Boğuluyorum sisli duvarların arasında güneşin en çok kavurduğu bu öğlen saatlerinde. Yüz felcine uğratabilecek diş ağrısı ile gerçeğe kavuşamayan dileklerin dipsiz çığlığında ruhum kaskatı kesilmiş. Başım 100 santigrat derecede harlanmış fikirleri ile ayak damarlarımı kanımda haşlıyor. Adım yok sayılanların diyarında mülteci krizinin çözülemeyen tarihi sorununu yaşıyor. Kimliği ve cinsiyeti belirsiz hayaller; yüce makam koltuklarındaki ikircikli derilerin altında sıkışıp kalmış, can çekişiyor. Gerçeğe haber verildi muayene için; ama kaderin tedavisi ile olan meşguliyetlerini dile getirdiğinden gelemeyeceğini söyledi. Anlayacağınız gelmedi.
Küçük bir çocuk gibi ağlayıp sızlar mı 30'una yeni basmış koca umutlar? Yakışır mı şimdi ak düşmüş saçlardaki bu iniltiler?

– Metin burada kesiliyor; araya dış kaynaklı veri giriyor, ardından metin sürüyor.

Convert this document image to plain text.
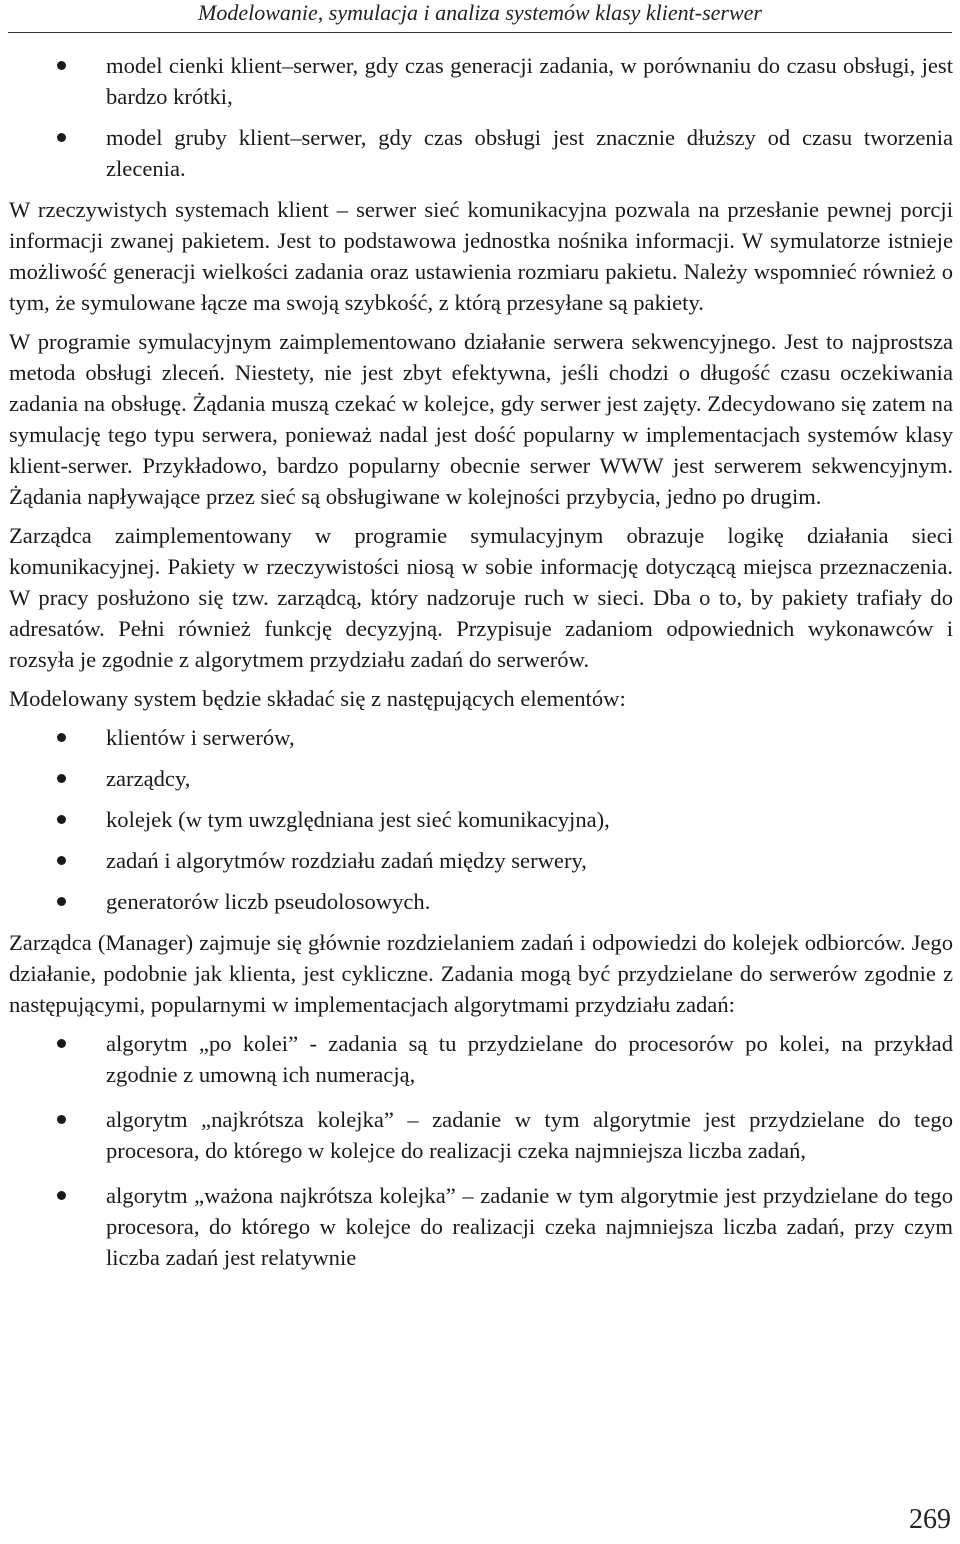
Modelowanie, symulacja i analiza systemów klasy klient-serwer
model cienki klient–serwer, gdy czas generacji zadania, w porównaniu do czasu obsługi, jest bardzo krótki,
model gruby klient–serwer, gdy czas obsługi jest znacznie dłuższy od czasu tworzenia zlecenia.

W rzeczywistych systemach klient – serwer sieć komunikacyjna pozwala na przesłanie pewnej porcji informacji zwanej pakietem. Jest to podstawowa jednostka nośnika informacji. W symulatorze istnieje możliwość generacji wielkości zadania oraz ustawienia rozmiaru pakietu. Należy wspomnieć również o tym, że symulowane łącze ma swoją szybkość, z którą przesyłane są pakiety.

W programie symulacyjnym zaimplementowano działanie serwera sekwencyjnego. Jest to najprostsza metoda obsługi zleceń. Niestety, nie jest zbyt efektywna, jeśli chodzi o długość czasu oczekiwania zadania na obsługę. Żądania muszą czekać w kolejce, gdy serwer jest zajęty. Zdecydowano się zatem na symulację tego typu serwera, ponieważ nadal jest dość popularny w implementacjach systemów klasy klient-serwer. Przykładowo, bardzo popularny obecnie serwer WWW jest serwerem sekwencyjnym. Żądania napływające przez sieć są obsługiwane w kolejności przybycia, jedno po drugim.

Zarządca zaimplementowany w programie symulacyjnym obrazuje logikę działania sieci komunikacyjnej. Pakiety w rzeczywistości niosą w sobie informację dotyczącą miejsca przeznaczenia. W pracy posłużono się tzw. zarządcą, który nadzoruje ruch w sieci. Dba o to, by pakiety trafiały do adresatów. Pełni również funkcję decyzyjną. Przypisuje zadaniom odpowiednich wykonawców i rozsyła je zgodnie z algorytmem przydziału zadań do serwerów.

Modelowany system będzie składać się z następujących elementów:

klientów i serwerów,
zarządcy,
kolejek (w tym uwzględniana jest sieć komunikacyjna),
zadań i algorytmów rozdziału zadań między serwery,
generatorów liczb pseudolosowych.

Zarządca (Manager) zajmuje się głównie rozdzielaniem zadań i odpowiedzi do kolejek odbiorców. Jego działanie, podobnie jak klienta, jest cykliczne. Zadania mogą być przydzielane do serwerów zgodnie z następującymi, popularnymi w implementacjach algorytmami przydziału zadań:

algorytm „po kolei” - zadania są tu przydzielane do procesorów po kolei, na przykład zgodnie z umowną ich numeracją,
algorytm „najkrótsza kolejka” – zadanie w tym algorytmie jest przydzielane do tego procesora, do którego w kolejce do realizacji czeka najmniejsza liczba zadań,
algorytm „ważona najkrótsza kolejka” – zadanie w tym algorytmie jest przydzielane do tego procesora, do którego w kolejce do realizacji czeka najmniejsza liczba zadań, przy czym liczba zadań jest relatywnie
269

Oysa gökyüzünün ne de güzel bir sesi ve ışık saçan nurlu bir yüzü var değil mi? Sanırsın beş vakit namazında, her ay cennetteki bir huri Kevser suyunun fiskiyesini üzerine tutup gusül aldırtmış. Aşağı in evlat şimdi tepeden bakınca her şey güllük gülistanlık. Adaletinle şöyle yokla bi istersen yeryüzü cennetindeki ruh ve kavramlar arasında kategorize edilen yapısal ilişkileri.
Yanlış anlamayın kimseler ile problemim yok, sadece şu şans denilen dikta biraz canımı sıktı.

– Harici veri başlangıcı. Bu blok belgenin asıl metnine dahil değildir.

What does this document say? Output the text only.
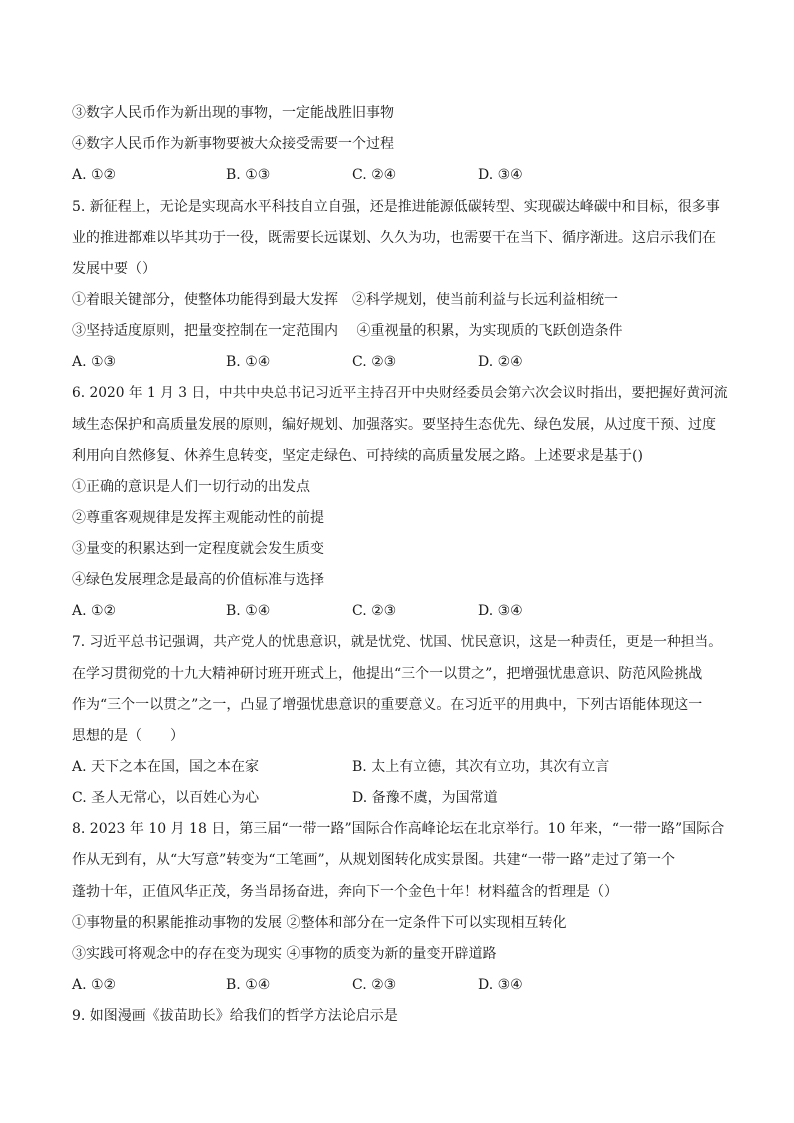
③数字人民币作为新出现的事物，一定能战胜旧事物
④数字人民币作为新事物要被大众接受需要一个过程
A. ①②	B. ①③	C. ②④	D. ③④
5. 新征程上，无论是实现高水平科技自立自强，还是推进能源低碳转型、实现碳达峰碳中和目标，很多事
业的推进都难以毕其功于一役，既需要长远谋划、久久为功，也需要干在当下、循序渐进。这启示我们在
发展中要（）
①着眼关键部分，使整体功能得到最大发挥　②科学规划，使当前利益与长远利益相统一
③坚持适度原则，把量变控制在一定范围内　 ④重视量的积累，为实现质的飞跃创造条件
A. ①③	B. ①④	C. ②③	D. ②④
6. 2020 年 1 月 3 日，中共中央总书记习近平主持召开中央财经委员会第六次会议时指出，要把握好黄河流
域生态保护和高质量发展的原则，编好规划、加强落实。要坚持生态优先、绿色发展，从过度干预、过度
利用向自然修复、休养生息转变，坚定走绿色、可持续的高质量发展之路。上述要求是基于()
①正确的意识是人们一切行动的出发点
②尊重客观规律是发挥主观能动性的前提
③量变的积累达到一定程度就会发生质变
④绿色发展理念是最高的价值标准与选择
A. ①②	B. ①④	C. ②③	D. ③④
7. 习近平总书记强调，共产党人的忧患意识，就是忧党、忧国、忧民意识，这是一种责任，更是一种担当。
在学习贯彻党的十九大精神研讨班开班式上，他提出“三个一以贯之”，把增强忧患意识、防范风险挑战
作为“三个一以贯之”之一，凸显了增强忧患意识的重要意义。在习近平的用典中，下列古语能体现这一
思想的是（　　）
A. 天下之本在国，国之本在家	B. 太上有立德，其次有立功，其次有立言
C. 圣人无常心，以百姓心为心	D. 备豫不虞，为国常道
8. 2023 年 10 月 18 日，第三届“一带一路”国际合作高峰论坛在北京举行。10 年来，“一带一路”国际合
作从无到有，从“大写意”转变为“工笔画”，从规划图转化成实景图。共建“一带一路”走过了第一个
蓬勃十年，正值风华正茂，务当昂扬奋进，奔向下一个金色十年！材料蕴含的哲理是（）
①事物量的积累能推动事物的发展 ②整体和部分在一定条件下可以实现相互转化
③实践可将观念中的存在变为现实 ④事物的质变为新的量变开辟道路
A. ①②	B. ①④	C. ②③	D. ③④
9. 如图漫画《拔苗助长》给我们的哲学方法论启示是
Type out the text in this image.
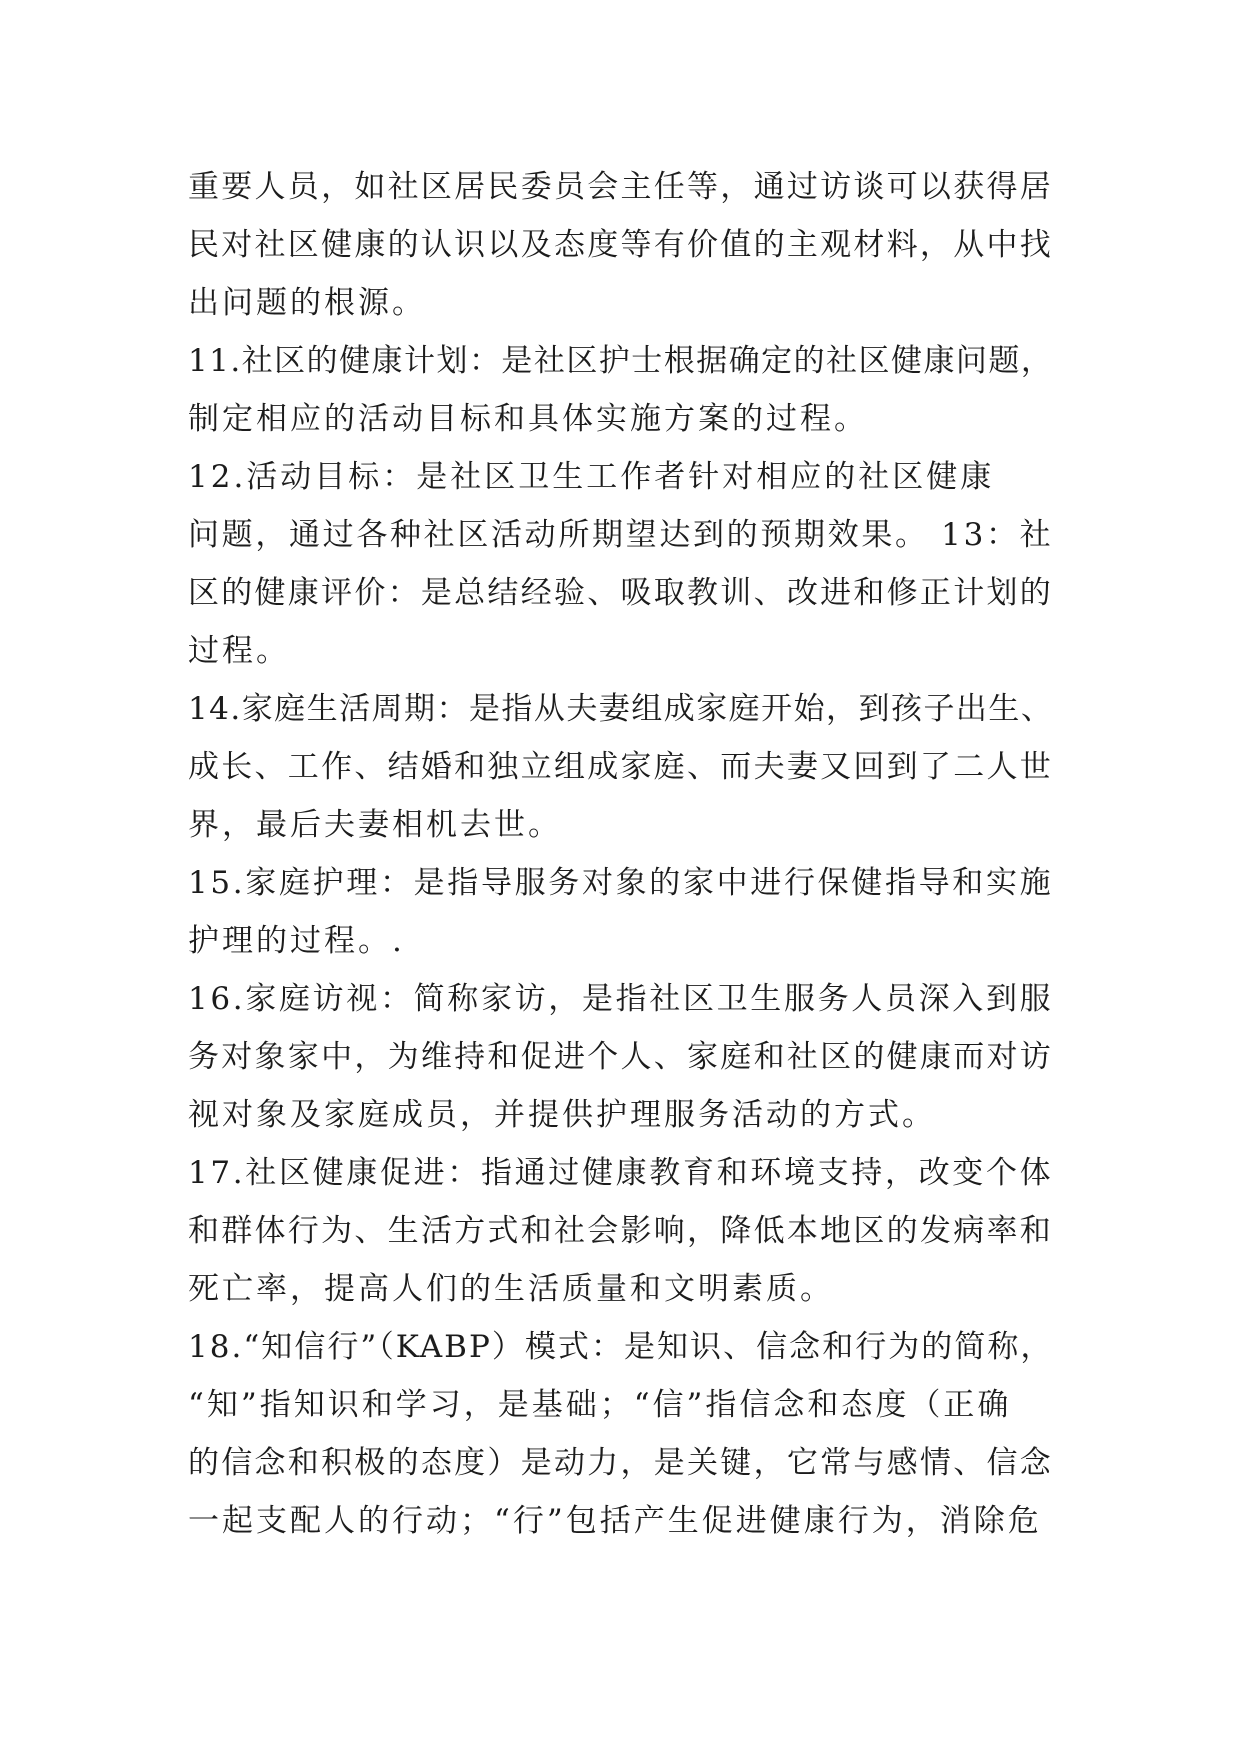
重要人员，如社区居民委员会主任等，通过访谈可以获得居

民对社区健康的认识以及态度等有价值的主观材料，从中找

出问题的根源。

11.社区的健康计划：是社区护士根据确定的社区健康问题，

制定相应的活动目标和具体实施方案的过程。

12.活动目标：是社区卫生工作者针对相应的社区健康

问题，通过各种社区活动所期望达到的预期效果。 13：社

区的健康评价：是总结经验、吸取教训、改进和修正计划的

过程。

14.家庭生活周期：是指从夫妻组成家庭开始，到孩子出生、

成长、工作、结婚和独立组成家庭、而夫妻又回到了二人世

界，最后夫妻相机去世。

15.家庭护理：是指导服务对象的家中进行保健指导和实施

护理的过程。.

16.家庭访视：简称家访，是指社区卫生服务人员深入到服

务对象家中，为维持和促进个人、家庭和社区的健康而对访

视对象及家庭成员，并提供护理服务活动的方式。

17.社区健康促进：指通过健康教育和环境支持，改变个体

和群体行为、生活方式和社会影响，降低本地区的发病率和

死亡率，提高人们的生活质量和文明素质。

18.“知信行”（KABP）模式：是知识、信念和行为的简称，

“知”指知识和学习，是基础；“信”指信念和态度（正确

的信念和积极的态度）是动力，是关键，它常与感情、信念

一起支配人的行动；“行”包括产生促进健康行为，消除危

Allah günah yazmasın, aramızda kalsın ama günde bilmem kaç kişinin tepesi ile vahşice sevişip hayatlarını avuçladığı söyleniliyor. Bazen merhamete geldiği de oluyormuş; karıncaları, fillerin sırtında taşıtıp bir zaman sonra kuşların kanatlarında da seyahate çıkarttığı söyleniliyor. Vallah hesabına gelmeyenin ağzına da at nalı takıp kaplumbağanın tabanındaki tozla üzerini örttüğü de söyleniliyor. Hatta ıskalanmış hayalleri, eline aldığı yazgı kalemi ile çoğu zaman şiir dizelerini taş oyuklarına yazdığı da oluyormuş.
Allah günah yazmasın vallah uydurmuyorum, işittim. Beyaz kumaşların üretimini artırmak için bu yıl ki ihaleyi de kendisi almış diyorlar. Paraya para demiyor zaten, herifin 3 öğün ana menüsü de aynı 'para' ve 'şan'
Şekerli- tuzlu-acılı yemeklere benzemez bu yemeklerin tadı. Yeşili, mavisi, akçesi, metali, kağıdı, altını velhasıl böyle devam eder ama herifin menüsündeki yemek çeşidi ikiyi geçmez. Konuklarına çok seçenekli menüyü hiç tereddütsüz sunduğu söylendi. Hiç inanmayın bu söylentilere gidip kendim gördüm. Oturdum saatlerce, hatta günlerce, aylarca. Herif oruçlu olduğumu mu sandı neydendir bilemedim bir yudum sabır sözü ile sadece umut kuruluğumu giderdi. Sonra çantasını da hazırlayıp uzunca bir seyahate çıkacağını söyledi. Ne diyim ona sen git ben evinde mi kalayım diyim. Aldım açlık ile cılızlaşan umutlarımı; ruhuma bir güzel kuşandırdım. Giydim mazinin satır aralığından ibret olarak diktirdiğim pabuçlarımı doğruca evimin yolunu tuttum. Yolda gelirken kendi kendime 'Allah günah yazmasın, bu herif pek pinti çıktı.' dedim. Umutlarım acından da bayılacak gibiydi. Sokakları deli gibi tahrik eden ve duyguları çıldırtan serçe sesi ile neyseki bir nebze de olsa umutlarımın açlığını bastırdı.
Eve geldim, sıcak bir çay demlemek için önce çaydanlığımı çeşmedeki su ile doldurup ocağımın üzerine koydum, sonra ocağımı hurma çekirdeği ile yaktım. Ardından o hurma çekirdeğini çaydanlığıma atıp kaynamasını bekledim. Eridi kahverenkli hurma çekirdeği. Sonra dolaptan mavi desenli beyaz fincanımı çıkartıp içerisini hurma çayı ile doldurdum. Kutsal toprakların kokusu ile içimde cılızlaşan umutlarımın yeniden büyümesi için.